Bases are substances delivering hydroxyl anions (OH-) to the solution (water).
Examples:
NaOH and Ca(OH)2 (cf. footnote4) which form OH- Na+ and Ca2+, respectively, dissolved in water.
Acids and bases react in a neutralisation reaction to form water (where H+ reacts with OH- to form H2O) and the corresponding salt (In the examples: NaCl, Na2SO4, CaCl2 or CaSO4).
Brønsted and Lowry
Inspired by the work of Arrhenius, a Danish fellow named Johannes Nicolaus Brønsted and, independently, an Englishman by the name of Thomas Martin Lowry extended the acid-base theory to what is nowadays being taught in school, the Brønsted-Lowry concept. Here are the definitions according to those august gentlemen:
Acids are substances from which a proton (H+) can be removed.
Bases are substances that bind protons.
These definitions mutated somewhat to become the slightly less accurate school-book-definition, in which acids are proton 'donors' and bases proton 'acceptors'. The notion of a substance 'donating' protons is wrong: no one and nothing in this world - not even molecules or elements - will donate anything for free. One will always need energy to break the bond. The acid and base strength is defined by the strength with which the proton is bound to the base.
According to this theory any compound capable of binding a proton is a base5. So, all components can be seen as bases, since virtually anything can bind protons. The question is, what binds the proton more strongly? Being a base or an acid will depend on what you are comparing it to. If the referring system is water (as it usually is), then anything binding protons stronger than water is a base and anything binding protons weaker than water will be an acid. This is roughly how acids and bases are categorised. A more detailed description, with some maths can be found in the Edited Entry, Acidity and Basicity.
Modern Acid-Base Theory
Gilbert Newton Lewis
For a long time the referring system was water. Stuff giving protons (protonating) to water is acid; stuff water protonates is a base. An extension to that theory was brewed up by the American chemist, Gilbert Newton Lewis (1875-1946), where the 'donation' is no longer tied to water. The 'donation' is in fact not even restricted to protons. According to Lewis, the crucial things being 'donated' and 'removed' are charges.

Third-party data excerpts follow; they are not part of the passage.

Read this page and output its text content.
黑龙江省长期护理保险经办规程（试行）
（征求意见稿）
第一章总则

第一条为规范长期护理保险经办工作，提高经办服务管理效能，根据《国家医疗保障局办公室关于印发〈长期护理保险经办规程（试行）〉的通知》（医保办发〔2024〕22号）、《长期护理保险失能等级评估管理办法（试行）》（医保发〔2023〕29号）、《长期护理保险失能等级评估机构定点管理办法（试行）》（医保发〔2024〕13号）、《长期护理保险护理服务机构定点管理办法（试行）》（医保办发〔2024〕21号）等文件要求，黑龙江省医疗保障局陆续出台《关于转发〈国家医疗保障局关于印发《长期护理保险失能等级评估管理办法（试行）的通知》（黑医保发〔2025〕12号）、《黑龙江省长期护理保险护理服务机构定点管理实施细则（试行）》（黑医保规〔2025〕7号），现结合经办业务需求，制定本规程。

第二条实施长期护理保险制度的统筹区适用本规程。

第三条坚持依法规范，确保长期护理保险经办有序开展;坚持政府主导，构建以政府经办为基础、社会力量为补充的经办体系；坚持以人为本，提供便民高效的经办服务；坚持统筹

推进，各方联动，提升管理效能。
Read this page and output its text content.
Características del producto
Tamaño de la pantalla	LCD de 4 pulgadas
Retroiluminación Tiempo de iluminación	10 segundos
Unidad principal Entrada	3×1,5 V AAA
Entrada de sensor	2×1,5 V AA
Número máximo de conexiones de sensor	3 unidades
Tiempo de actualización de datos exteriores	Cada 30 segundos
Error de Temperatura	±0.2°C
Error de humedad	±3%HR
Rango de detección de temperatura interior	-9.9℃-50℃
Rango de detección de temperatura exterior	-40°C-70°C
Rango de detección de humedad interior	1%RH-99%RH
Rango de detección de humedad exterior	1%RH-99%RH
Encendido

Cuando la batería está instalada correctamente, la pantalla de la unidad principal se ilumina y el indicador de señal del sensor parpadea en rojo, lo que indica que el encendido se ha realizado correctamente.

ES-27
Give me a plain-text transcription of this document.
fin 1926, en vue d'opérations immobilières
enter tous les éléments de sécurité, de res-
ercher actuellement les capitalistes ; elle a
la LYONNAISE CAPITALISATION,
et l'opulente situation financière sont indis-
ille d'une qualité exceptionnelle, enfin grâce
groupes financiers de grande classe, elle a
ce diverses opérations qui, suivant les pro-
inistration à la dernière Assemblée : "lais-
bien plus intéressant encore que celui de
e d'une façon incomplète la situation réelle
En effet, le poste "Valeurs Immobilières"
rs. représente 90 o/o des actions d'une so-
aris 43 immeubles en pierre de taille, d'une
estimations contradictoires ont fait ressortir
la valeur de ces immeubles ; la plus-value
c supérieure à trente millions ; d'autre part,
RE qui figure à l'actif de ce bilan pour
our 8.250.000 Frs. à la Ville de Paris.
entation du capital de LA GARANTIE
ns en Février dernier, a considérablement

Positive charges are acid and negative charges are bases. This does not change the whole Brønsted concept, but widens the acid-base concept immensely. Now you can dissolve zinc dichloride (ZnCl2) in pentachloropyridine (Cl5C5N) and say that the zinc compound is the acid and that the pentachloropyridine is the base - the formulas and the names can perfectly well be ignored, just take note of the fact that there is no proton or oxygen involved in this acid-base reaction.
Magic Acids and Super-Bases
During the 1930s, people tried to synthesise ever stronger acids. Pure sulphuric acid with an additional substance called fluorosulphuric acid was millions of times more acidic than anything ever observed. People went nuts about it! Those acids were called 'superacids'.
A further leap in acidity came in the 1970s, when additional antimonypentafluoride was added to the 'superacid'. These acids are millions of times stronger than the superacids. The scientific community was speechless. These mixtures are so acid that they do not only lose their protons to anything, they even force stuff to accept them. For instance methane is forced to bind the proton. This substance is then so unstable that it will form hydrogen and ethane.
For those who are not experienced in chemistry, it's enough to say that this reaction is incredible. The term 'magic acid' was coined by George A Olah, who synthesised these acids and got his Nobel chip in 1994. Magic acids are thousands of trillions times stronger than 1M H2SO4.
The counterpart of super-acids are super-bases - alkali-organyls, like butyl-potassium, for example. These compounds will rip off hydrogen cations from virtually anything. Super-bases had not been 'invented' in the same sense the 'super acids' were, partly because it's easier to rip protons off substances than forcing them to bind it. The term 'super-base' is of modern origin, but super-bases have been used since the 1850s.